2

Consider about following simulated data.

x1 <- c(rnorm(500000,5),rnorm(500000),rnorm(500000,5),rnorm(500000,15))
y1 <- c(rnorm(500000,5),rnorm(500000),rnorm(500000,15),rnorm(500000,5))
label <- rep(c("c1","c2","c3","c4"), each = 500000)

dset = data.frame(x1,y1,label)
with(dset,plot(x1,y1,col = label))

So there are 4 clusters and I want to use K means algorithm. It is generally said that using 20 - 25 'nstart' is appropriate. But how does it affect to big samples? Here my sample size is 2 millions. So, is there a way to decide 'nstart' for a big sample?

here is the code I sued. Note that, I want to use some parallel processing to my code, so that I can use 4 cores to get the work done.

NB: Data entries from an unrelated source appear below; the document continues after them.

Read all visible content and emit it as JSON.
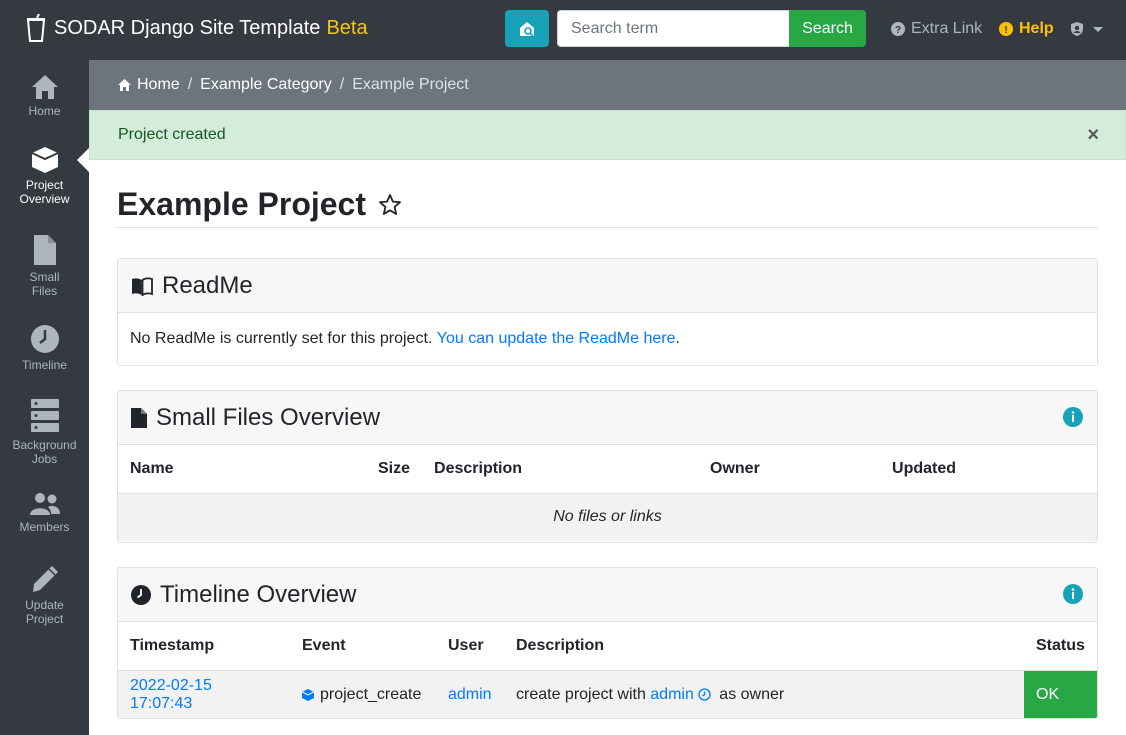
{
  "navbar": {
    "brand": "SODAR Django Site Template",
    "beta": "Beta",
    "search_placeholder": "Search term",
    "search_button": "Search",
    "extra_link": "Extra Link",
    "help": "Help"
  },
  "sidebar": {
    "items": [
      {
        "label": "Home",
        "icon": "home-icon"
      },
      {
        "label": "Project\nOverview",
        "icon": "cube-icon",
        "active": true
      },
      {
        "label": "Small\nFiles",
        "icon": "file-icon"
      },
      {
        "label": "Timeline",
        "icon": "clock-icon"
      },
      {
        "label": "Background\nJobs",
        "icon": "server-icon"
      },
      {
        "label": "Members",
        "icon": "users-icon"
      },
      {
        "label": "Update\nProject",
        "icon": "pencil-icon"
      }
    ]
  },
  "breadcrumb": {
    "home": "Home",
    "category": "Example Category",
    "current": "Example Project"
  },
  "alert": {
    "message": "Project created",
    "close": "×"
  },
  "page": {
    "title": "Example Project"
  },
  "readme": {
    "title": "ReadMe",
    "text": "No ReadMe is currently set for this project. ",
    "link": "You can update the ReadMe here",
    "suffix": "."
  },
  "small_files": {
    "title": "Small Files Overview",
    "columns": [
      "Name",
      "Size",
      "Description",
      "Owner",
      "Updated"
    ],
    "empty": "No files or links"
  },
  "timeline": {
    "title": "Timeline Overview",
    "columns": [
      "Timestamp",
      "Event",
      "User",
      "Description",
      "Status"
    ],
    "rows": [
      {
        "timestamp": "2022-02-15 17:07:43",
        "event": "project_create",
        "user": "admin",
        "desc_prefix": "create project with ",
        "desc_user": "admin",
        "desc_suffix": " as owner",
        "status": "OK"
      }
    ]
  },
  "colors": {
    "navbar": "#343a40",
    "accent_info": "#17a2b8",
    "success": "#28a745",
    "link": "#007bff",
    "beta": "#f5c518",
    "help": "#ffc107"
  }
}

parLapply( cl, c(25,25,25,25), fun=kmeans( x=dset[,c(1,2), centers=4, nstart=i ) )
Hansy Kumaralal
  • 169
  • 3
  • 13
  • 1
    I get the impression you have done no searching, since I see no kmeans code. You can show me that impression is incorrect by including your search strategy. – IRTFM Oct 31 '16 at 05:07
  • @42- I didn't use the k means code because I though it might make it bit complicate since I have implemented some parallel processing also. How ever I pasted the code. In here I have used 'nstart' as 100 by dividing 25 to each core. What I want to know is how can I decide the 'nstart' for a big sample without guessing it randomly? – Hansy Kumaralal Oct 31 '16 at 06:19
  • Possibly related: http://stackoverflow.com/questions/5466323/how-exactly-does-k-means-work – Karsten W. Oct 31 '16 at 09:26

1 Answers1

1

n_start doesn't necessarily depend on the number of samples.

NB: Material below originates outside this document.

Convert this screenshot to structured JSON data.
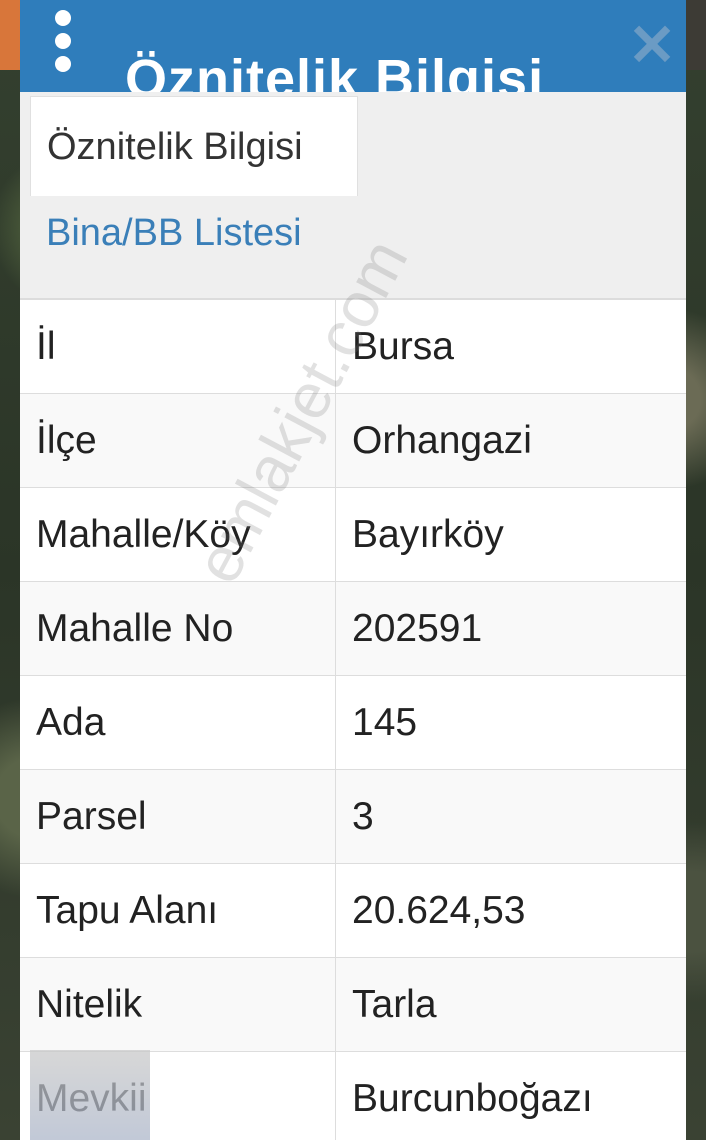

You will have data sets shere a single run will reliably find the best clustering you can get with k-means.

On other data sets, none will be good, because k-means doesn't work on the data at all.

I's rather do the following: run k-means a small number of times. If you get very similar results, use the best you've had once you stop seeing better results. If the results are very different, then k-means didn't work and you can just stop and do something else.

Has QUIT--Anony-Mousse
  • 76,138
  • 12
  • 138
  • 194